Cookies crumbling as Google phases them out

2 min read Original article ↗

Meanwhile, researchers at the Massachusetts Institute of Technology, University College London (UCL) and Aarhus University have conducted a joint study into the use of cookies.

They analysed five companies which offer consent management platforms (CMP) for cookies used by the UK's top 10,000 websites.

Despite EU privacy laws stating that consent for cookies must be informed, specific and freely given, the research suggests that only 11.8% of the sites met the minimal requirements of GDPR (General Data Protection Regulation) law.

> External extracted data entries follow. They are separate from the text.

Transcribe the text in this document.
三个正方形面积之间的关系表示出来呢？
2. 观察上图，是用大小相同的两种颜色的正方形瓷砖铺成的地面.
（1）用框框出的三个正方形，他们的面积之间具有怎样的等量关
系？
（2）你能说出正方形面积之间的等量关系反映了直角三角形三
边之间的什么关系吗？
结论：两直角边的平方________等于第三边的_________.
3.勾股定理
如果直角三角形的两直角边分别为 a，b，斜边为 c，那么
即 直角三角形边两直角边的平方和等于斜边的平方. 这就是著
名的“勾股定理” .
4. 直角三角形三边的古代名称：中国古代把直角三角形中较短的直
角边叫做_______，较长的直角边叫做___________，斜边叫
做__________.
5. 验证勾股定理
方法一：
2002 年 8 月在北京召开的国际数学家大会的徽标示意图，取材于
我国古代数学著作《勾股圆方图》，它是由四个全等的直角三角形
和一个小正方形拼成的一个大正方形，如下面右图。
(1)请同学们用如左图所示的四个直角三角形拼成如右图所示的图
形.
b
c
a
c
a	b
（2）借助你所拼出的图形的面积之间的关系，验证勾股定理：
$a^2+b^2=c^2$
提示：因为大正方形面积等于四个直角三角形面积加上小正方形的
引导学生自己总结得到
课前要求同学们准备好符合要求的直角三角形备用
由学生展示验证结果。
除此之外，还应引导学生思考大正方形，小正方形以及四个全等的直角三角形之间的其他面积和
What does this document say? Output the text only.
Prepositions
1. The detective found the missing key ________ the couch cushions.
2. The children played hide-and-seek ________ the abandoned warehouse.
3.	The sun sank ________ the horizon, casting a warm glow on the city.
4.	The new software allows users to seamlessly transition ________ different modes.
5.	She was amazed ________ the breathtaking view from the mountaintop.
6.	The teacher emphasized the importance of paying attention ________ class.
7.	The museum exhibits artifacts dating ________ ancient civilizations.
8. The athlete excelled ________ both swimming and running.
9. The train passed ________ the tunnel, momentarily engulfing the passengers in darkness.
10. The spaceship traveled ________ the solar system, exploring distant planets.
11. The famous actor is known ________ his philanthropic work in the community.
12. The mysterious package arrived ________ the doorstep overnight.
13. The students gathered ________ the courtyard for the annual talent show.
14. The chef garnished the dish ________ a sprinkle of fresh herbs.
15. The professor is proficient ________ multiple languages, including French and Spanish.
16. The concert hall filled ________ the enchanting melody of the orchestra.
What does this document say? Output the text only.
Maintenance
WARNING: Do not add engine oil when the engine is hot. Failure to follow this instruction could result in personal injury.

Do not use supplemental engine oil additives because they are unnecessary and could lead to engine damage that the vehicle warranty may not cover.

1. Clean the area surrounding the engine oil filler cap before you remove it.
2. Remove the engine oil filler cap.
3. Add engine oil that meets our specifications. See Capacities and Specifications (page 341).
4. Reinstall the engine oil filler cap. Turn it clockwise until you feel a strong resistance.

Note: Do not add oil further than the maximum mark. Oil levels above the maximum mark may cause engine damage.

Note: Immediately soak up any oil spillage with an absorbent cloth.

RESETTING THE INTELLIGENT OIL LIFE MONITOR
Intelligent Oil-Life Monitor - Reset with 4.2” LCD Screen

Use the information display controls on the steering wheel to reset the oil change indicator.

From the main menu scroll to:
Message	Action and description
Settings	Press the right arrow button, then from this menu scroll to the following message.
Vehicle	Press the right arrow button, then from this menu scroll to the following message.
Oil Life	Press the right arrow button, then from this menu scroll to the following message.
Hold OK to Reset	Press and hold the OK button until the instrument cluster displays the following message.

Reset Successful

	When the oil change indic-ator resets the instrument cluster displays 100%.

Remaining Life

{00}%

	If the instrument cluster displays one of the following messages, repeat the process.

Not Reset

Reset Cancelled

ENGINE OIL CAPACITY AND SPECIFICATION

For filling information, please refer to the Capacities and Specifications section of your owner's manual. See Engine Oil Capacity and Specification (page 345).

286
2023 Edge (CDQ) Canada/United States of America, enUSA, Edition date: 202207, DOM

Instead they were found to blanket data consent options in complicated site design, such as:

  • pre-ticked boxes

  • "burying" decline buttons on later pages

  • multiple clicks

  • tracking users before consent and after pressing "reject"

Just over half the sites studied did not have "rejecting all" tracking as an option.

Of the sites which did, only 12.6% made it accessible through the same or fewer clicks as the option to "accept all".

Quantcast, the largest company analysed, typically asks for permission to share data with 542 different companies, explains study co-author Michael Veale, from UCL.

In response, the firm told the BBC: "Our default recommended settings grant equal prominence to the "I Accept" and "I Do Not Accept" buttons, and do not pre-select choices for any data processing purposes. While we strongly encourage that these defaults are used, website owners ultimately retain control over the customisation and presentation of their properties.

Crownpeak, another CMP provider, said that its default configuration was also set up to enforce prior consent.

The researchers estimate it would take, on average, more than half an hour to read through what the third-party companies are doing with your data, and even longer to read all their privacy policies.

"It's a joke and there's no actual way you could do this realistically," said Dr Veale.

"Consent should always have been a clear positive action, laws on tracking have been unenforced for a decade and the result is regulators not knowing where to start to cope with the scale of the widespread illegality."